Введите папку скриптов (по умолчанию in_files)/
Enter the script folder (default: in_files):
Нет такой папки. Используем папку по-умолчанию.../
There is no such folder. Using default folder...
Введите название кодировки (shift-jis, cp932, utf-8, utf-16 и так далее.../
Enter the encoding name (shift-jis, cp932, utf-8, utf-16 etc...): utf-8
Введите основу выходного названия статистики/
Enter the base of output data name: itsusorawords
Введите название файла (UTF-8) списка слов для исключения/
Enter the bad words list file (UTF-8) name: non-spoiler-list.txt
Введите название файла (UTF-8) списка кандзи для исключения/
Enter the bad kanji (UTF-8) list file name:
Ошибка загрузки файла кандзи для исключения/
Error of loading bad kanji list.
Текущий прогресс по кандзи/Current kanji progress: 50.0%.

Is it related to MeCab or something? I installed both MeCab and the recommended unidic-lite using pip like in link , but it gave me version 0.996. For the %PATH% (environment variables list I assume) I have C:\Program Files (x86)\MeCab\bin set as user variable and system variable (not sure which one so I did both).Last modified on 2021-04-11 at 00:14
#28 by tomtheerogeman
2021-04-11 at 04:46
< report >Sorry I was confused, I installed 0.996 of MeCab itself from link but MeCab-Python3 is like a separate thing in link , I have 1.0.3 of that. Are the versions supposed to match? If so I would need installation instructions for MeCab-Python3 version 0.996.x because they updated the pip repository to 1.0.3.
#29 by tester
2021-04-11 at 06:58
< report >Well, I did install MeCab 0.996 and it works correctly.
Hm... To figure out the problem I'd need to know the error message.
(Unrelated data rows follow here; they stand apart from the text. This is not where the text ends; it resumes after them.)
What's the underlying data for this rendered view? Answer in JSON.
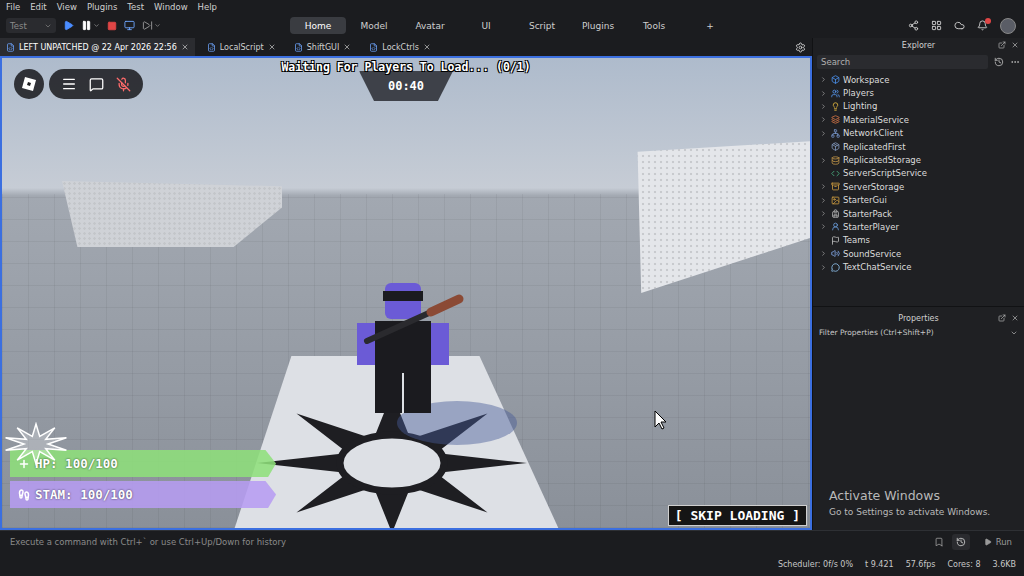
{
  "menu": [
    "File",
    "Edit",
    "View",
    "Plugins",
    "Test",
    "Window",
    "Help"
  ],
  "toolbar": {
    "mode": "Test",
    "ribbonTabs": [
      {
        "label": "Home",
        "selected": true
      },
      {
        "label": "Model",
        "selected": false
      },
      {
        "label": "Avatar",
        "selected": false
      },
      {
        "label": "UI",
        "selected": false
      },
      {
        "label": "Script",
        "selected": false
      },
      {
        "label": "Plugins",
        "selected": false
      },
      {
        "label": "Tools",
        "selected": false
      },
      {
        "label": "+",
        "selected": false
      }
    ]
  },
  "docTabs": [
    {
      "label": "LEFT UNPATCHED @ 22 Apr 2026 22:56",
      "selected": true
    },
    {
      "label": "LocalScript",
      "selected": false
    },
    {
      "label": "ShiftGUI",
      "selected": false
    },
    {
      "label": "LockCtrls",
      "selected": false
    }
  ],
  "game": {
    "status": "Waiting For Players To Load... (0/1)",
    "timer": "00:40",
    "stats": [
      {
        "label": "HP: 100/100",
        "level": 1,
        "color": "#8ee07a"
      },
      {
        "label": "STAM: 100/100",
        "level": 1,
        "color": "#b79cf2"
      }
    ],
    "skip": "[ SKIP LOADING ]"
  },
  "explorer": {
    "title": "Explorer",
    "search": {
      "placeholder": "Search"
    },
    "items": [
      {
        "label": "Workspace",
        "expandable": true
      },
      {
        "label": "Players",
        "expandable": true
      },
      {
        "label": "Lighting",
        "expandable": true
      },
      {
        "label": "MaterialService",
        "expandable": true
      },
      {
        "label": "NetworkClient",
        "expandable": true
      },
      {
        "label": "ReplicatedFirst",
        "expandable": false
      },
      {
        "label": "ReplicatedStorage",
        "expandable": true
      },
      {
        "label": "ServerScriptService",
        "expandable": false
      },
      {
        "label": "ServerStorage",
        "expandable": true
      },
      {
        "label": "StarterGui",
        "expandable": true
      },
      {
        "label": "StarterPack",
        "expandable": true
      },
      {
        "label": "StarterPlayer",
        "expandable": true
      },
      {
        "label": "Teams",
        "expandable": false
      },
      {
        "label": "SoundService",
        "expandable": true
      },
      {
        "label": "TextChatService",
        "expandable": true
      }
    ]
  },
  "properties": {
    "title": "Properties",
    "filter": {
      "placeholder": "Filter Properties (Ctrl+Shift+P)"
    }
  },
  "watermark": {
    "title": "Activate Windows",
    "subtitle": "Go to Settings to activate Windows."
  },
  "commandBar": {
    "placeholder": "Execute a command with Ctrl+` or use Ctrl+Up/Down for history",
    "run": "Run"
  },
  "statusBar": [
    "Scheduler: 0f/s 0%",
    "t 9.421",
    "57.6fps",
    "Cores: 8",
    "3.6KB"
  ]
}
Try to launch main.py with Python 3 IDLE (included in standart Python package), then post here an error message.Last modified on 2021-04-11 at 09:14
#30 by tomtheerogeman
2021-04-11 at 07:24
< report >Using IDLE I got this message after kanji progress reached 100%:

Failed initializing MeCab. Please see the README for possible solutions:

https://github.com/SamuraiT/mecab-python3#common-issues

If you are still having trouble, please file an issue here, and include the
ERROR DETAILS below:

https://github.com/SamuraiT/mecab-python3/issues

issueを英語で書く必要はありません。

------------------- ERROR DETAILS ------------------------
arguments: -Ochasen
error message: [!tmp.empty()] unknown format type [chasen]
----------------------------------------------------------
Traceback (most recent call last):
File "C:\エロゲ\jpscriptscanner\main.py", line 80, in <module>
scannow.word_data_to_file('{}_WORDS.txt'.format(name))
File "C:\エロゲ\jpscriptscanner\JP_script_scanner.py", line 53, in word_data_to_file
self._add_word_data_from_files(toer)
File "C:\エロゲ\jpscriptscanner\JP_script_scanner.py", line 284, in _add_word_data_from_files
count = self._add_word_data_from_file(i, symbols, freq, count)
File "C:\エロゲ\jpscriptscanner\JP_script_scanner.py", line 321, in _add_word_data_from_file
tagger = MeCab.Tagger("-Ochasen")
File "C:\Users\Richard\AppData\Local\Programs\Python\Python39\lib\site-packages\MeCab\__init__.py", line 124, in __init__
super(Tagger, self).__init__(args)
RuntimeError
>>>

Edit: I should note that I already installed the Windows Redistributable and ran pip install unidic-lite, which the readme suggested.Last modified on 2021-04-11 at 07:31
#31 by tester
2021-04-11 at 07:47
< report >Okay, I understand the problem (it's quite strange I have not this problem as well). There are some number of ways to resolve it, but I need to test it first.Last modified on 2021-04-11 at 08:00
#32 by tester
2021-04-11 at 09:04
< report >I did rewrite the program to use not Chasen mode, but dump, embedded mode, which should also work with up-to-date unidic-lite.
New version is also here.

Try this one.

===
It may work a bit slower now, but accuracy (of words tokenizing) should increase.Last modified on 2021-04-11 at 09:06
#33 by tomtheerogeman
2021-04-11 at 15:40
< report >Sadly it still didn't work, but I got a different error this time:

Traceback (most recent call last):
File "C:\エロゲ\jpscriptscanner\main.py", line 96, in <module>
scannow.word_data_to_file('{}_WORDS.txt'.format(name))
File "C:\エロゲ\jpscriptscanner\JP_script_scanner.py", line 53, in word_data_to_file
self._add_word_data_from_files(toer)
File "C:\エロゲ\jpscriptscanner\JP_script_scanner.py", line 284, in _add_word_data_from_files
count = self._add_word_data_from_file(i, symbols, freq, count)
File "C:\エロゲ\jpscriptscanner\JP_script_scanner.py", line 326, in _add_word_data_from_file
if (not (self._is_japanese(new_line))):
File "C:\エロゲ\jpscriptscanner\JP_script_scanner.py", line 363, in _is_japanese
if (len(liner) == len(liner.encode('cp932'))):
UnicodeEncodeError: 'cp932' codec can't encode character '\xab' in position 5: illegal multibyte sequence

I notice cp932 is an option when selecting an encoding, but notepad shows UTF-8 for that file. This is one of the VN scripts found on wareya's old website, I didn't extract it myself. Probably the same place where you got the script for muramasa.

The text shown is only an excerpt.